MoneyDo: Consider Opening – Or Contributing To – A Health Savings Account.


Health care, both during working years and retirement years, is a large expense and continues to grow.  The average growth rate for the past several years has been between 6%-7%, growing at a rate faster than inflation[1].

The rapid increase of costs doesn’t appear to be changing anytime soon – which has caused many of the people we help to ask what can be done today to help plan for future healthcare costs and retirement.

Health Savings Accounts (HSA) are a mechanism to save for health care expenses on a pre-tax basis. The accounts are generally available for those on High Deducible Health Plans (HDHP).

If you’re wondering if you can contribute to an HSA, check with your plan provider or at your plan’s website to see if it’s HSA eligible. The number of plans eligible has steadily increased, with nearly 25% eligible in 2015.

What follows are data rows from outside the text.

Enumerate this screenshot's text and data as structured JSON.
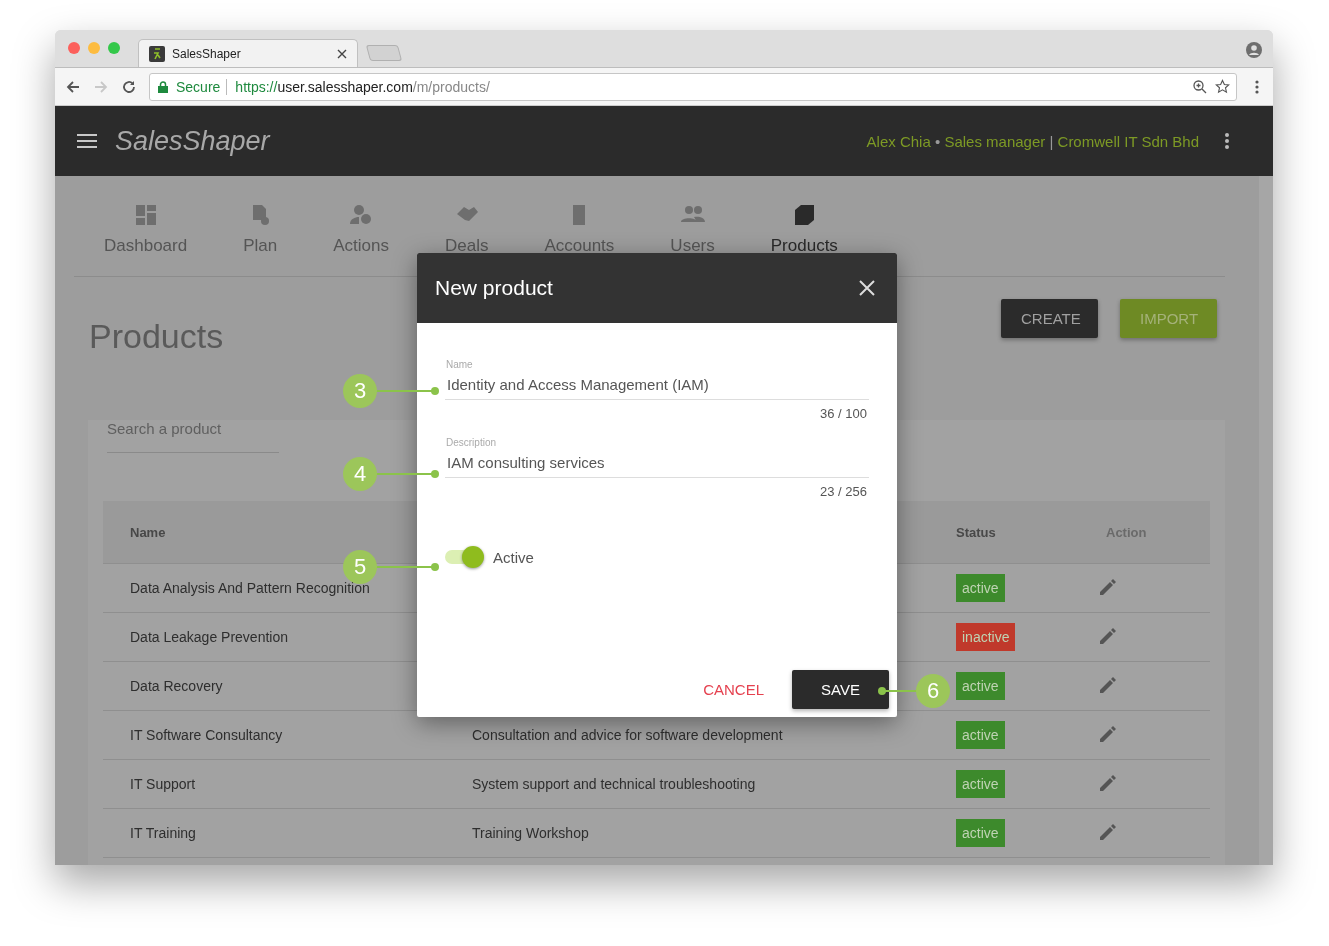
{
  "browser": {
    "tab_title": "SalesShaper",
    "secure_label": "Secure",
    "url_scheme": "https://",
    "url_host": "user.salesshaper.com",
    "url_path": "/m/products/"
  },
  "app": {
    "logo": "SalesShaper",
    "user_name": "Alex Chia",
    "separator_dot": "•",
    "user_role": "Sales manager",
    "separator_bar": "|",
    "company": "Cromwell IT Sdn Bhd"
  },
  "nav": [
    {
      "label": "Dashboard",
      "kind": "dashboard",
      "selected": false
    },
    {
      "label": "Plan",
      "kind": "plan",
      "selected": false
    },
    {
      "label": "Actions",
      "kind": "actions",
      "selected": false
    },
    {
      "label": "Deals",
      "kind": "deals",
      "selected": false
    },
    {
      "label": "Accounts",
      "kind": "accounts",
      "selected": false
    },
    {
      "label": "Users",
      "kind": "users",
      "selected": false
    },
    {
      "label": "Products",
      "kind": "products",
      "selected": true
    }
  ],
  "page": {
    "title": "Products",
    "buttons": [
      {
        "label": "CREATE",
        "kind": "dark"
      },
      {
        "label": "IMPORT",
        "kind": "green"
      }
    ],
    "search": {
      "placeholder": "Search a product"
    }
  },
  "table": {
    "columns": {
      "name": "Name",
      "status": "Status",
      "action": "Action"
    },
    "rows": [
      {
        "name": "Data Analysis And Pattern Recognition",
        "status": "active",
        "color": "#3d8a2c"
      },
      {
        "name": "Data Leakage Prevention",
        "status": "inactive",
        "color": "#c0392b"
      },
      {
        "name": "Data Recovery",
        "status": "active",
        "color": "#3d8a2c"
      },
      {
        "name": "IT Software Consultancy",
        "description": "Consultation and advice for software development",
        "status": "active",
        "color": "#3d8a2c"
      },
      {
        "name": "IT Support",
        "description": "System support and technical troubleshooting",
        "status": "active",
        "color": "#3d8a2c"
      },
      {
        "name": "IT Training",
        "description": "Training Workshop",
        "status": "active",
        "color": "#3d8a2c"
      }
    ]
  },
  "dialog": {
    "title": "New product",
    "fields": [
      {
        "label": "Name",
        "value": "Identity and Access Management (IAM)",
        "counter": "36 / 100"
      },
      {
        "label": "Description",
        "value": "IAM consulting services",
        "counter": "23 / 256"
      }
    ],
    "toggle": {
      "label": "Active",
      "on": true
    },
    "cancel": "CANCEL",
    "save": "SAVE"
  },
  "callouts": [
    {
      "label": "3"
    },
    {
      "label": "4"
    },
    {
      "label": "5"
    },
    {
      "label": "6"
    }
  ]
}
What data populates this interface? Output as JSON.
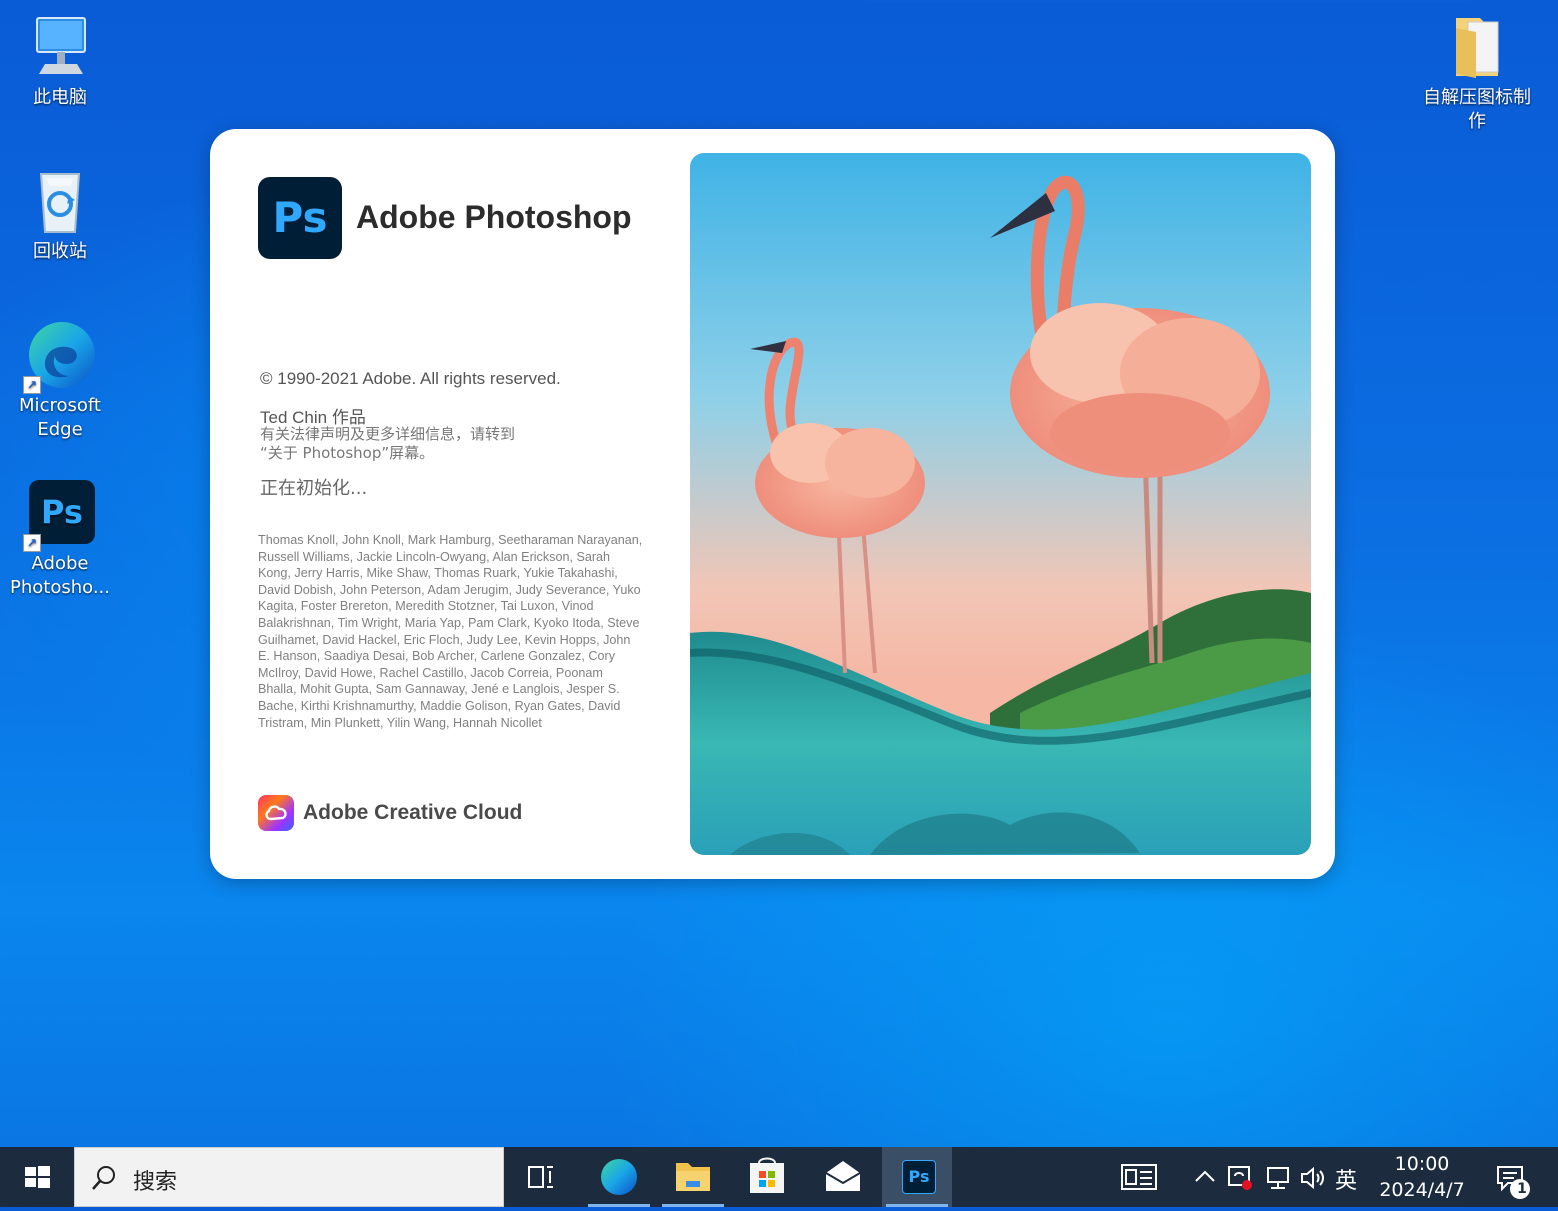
{
  "desktop": {
    "icons": [
      {
        "label": "此电脑"
      },
      {
        "label": "回收站"
      },
      {
        "label_line1": "Microsoft",
        "label_line2": "Edge"
      },
      {
        "label_line1": "Adobe",
        "label_line2": "Photosho..."
      },
      {
        "label_line1": "自解压图标制",
        "label_line2": "作"
      }
    ]
  },
  "splash": {
    "logo_text": "Ps",
    "title": "Adobe Photoshop",
    "copyright": "© 1990-2021 Adobe. All rights reserved.",
    "author": "Ted Chin 作品",
    "legal_line1": "有关法律声明及更多详细信息，请转到",
    "legal_line2": "“关于 Photoshop”屏幕。",
    "status": "正在初始化...",
    "credits": "Thomas Knoll, John Knoll, Mark Hamburg, Seetharaman Narayanan, Russell Williams, Jackie Lincoln-Owyang, Alan Erickson, Sarah Kong, Jerry Harris, Mike Shaw, Thomas Ruark, Yukie Takahashi, David Dobish, John Peterson, Adam Jerugim, Judy Severance, Yuko Kagita, Foster Brereton, Meredith Stotzner, Tai Luxon, Vinod Balakrishnan, Tim Wright, Maria Yap, Pam Clark, Kyoko Itoda, Steve Guilhamet, David Hackel, Eric Floch, Judy Lee, Kevin Hopps, John E. Hanson, Saadiya Desai, Bob Archer, Carlene Gonzalez, Cory McIlroy, David Howe, Rachel Castillo, Jacob Correia, Poonam Bhalla, Mohit Gupta, Sam Gannaway, Jené e Langlois, Jesper S. Bache, Kirthi Krishnamurthy, Maddie Golison, Ryan Gates, David Tristram, Min Plunkett, Yilin Wang, Hannah Nicollet",
    "footer": "Adobe Creative Cloud"
  },
  "taskbar": {
    "search_placeholder": "搜索",
    "ps_label": "Ps",
    "ime": "英",
    "time": "10:00",
    "date": "2024/4/7",
    "notification_count": "1"
  },
  "colors": {
    "ps_dark": "#001e36",
    "ps_blue": "#31a8ff",
    "taskbar": "#1c2c3e"
  }
}
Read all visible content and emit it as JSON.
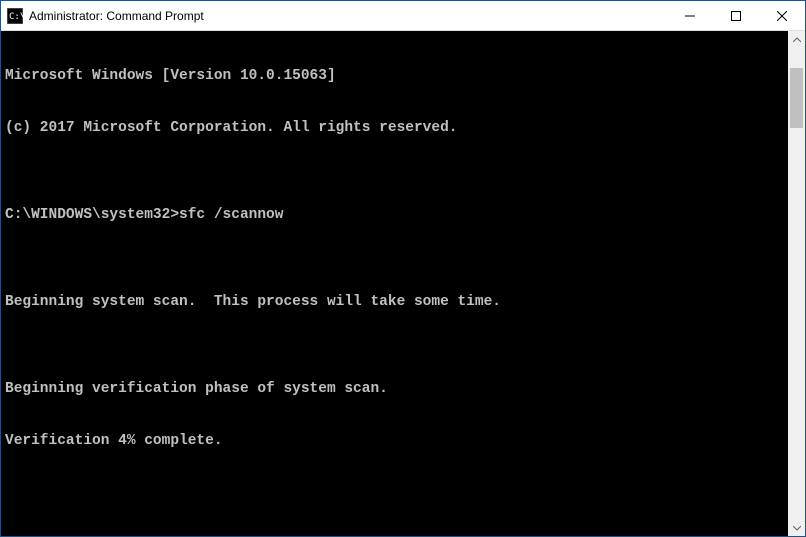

Almost 40% of Americans between the age of 18 and 64 have a HDHP[2], which usually results in higher out-of-pocket costs. Funding a HSA can help pay for those expenses.

The contribution limit for 2019 is:

  • $7,000 (family) or $3,500 (single)
  • Catch-up if over 55 of $1,000

If you have a HSA, do you know if you’re fully funding it?  Here are a couple reasons why you might want to look into it:

  • Contributions are made on a pre-tax basis if through payroll
  • You can receive a tax deduction if contributions are paid out of pocket
  • Accounts grow tax-free if distributions are used for medical expenses
  • If you contribute through payroll can also save 7.65% in FICA taxes
  • If used for medical expenses money comes out tax free
  • Money comes out penalty-free, not income tax-free, if over 65 and not used for medical expenses. They are treated similar to IRA withdrawals.
  • Can stock pile expenses and file for reimbursement at once, which can help supplement income in years when income tax might be high.
  • To quickly fund a HSA you can do a one-time tax-free rollover from a IRA to a HSA, this can help get your HSA started

When you go to review your healthcare election, or even to pay an expense, review how you’re saving for those expenses. A HSA is potentially a great savings tool for health care.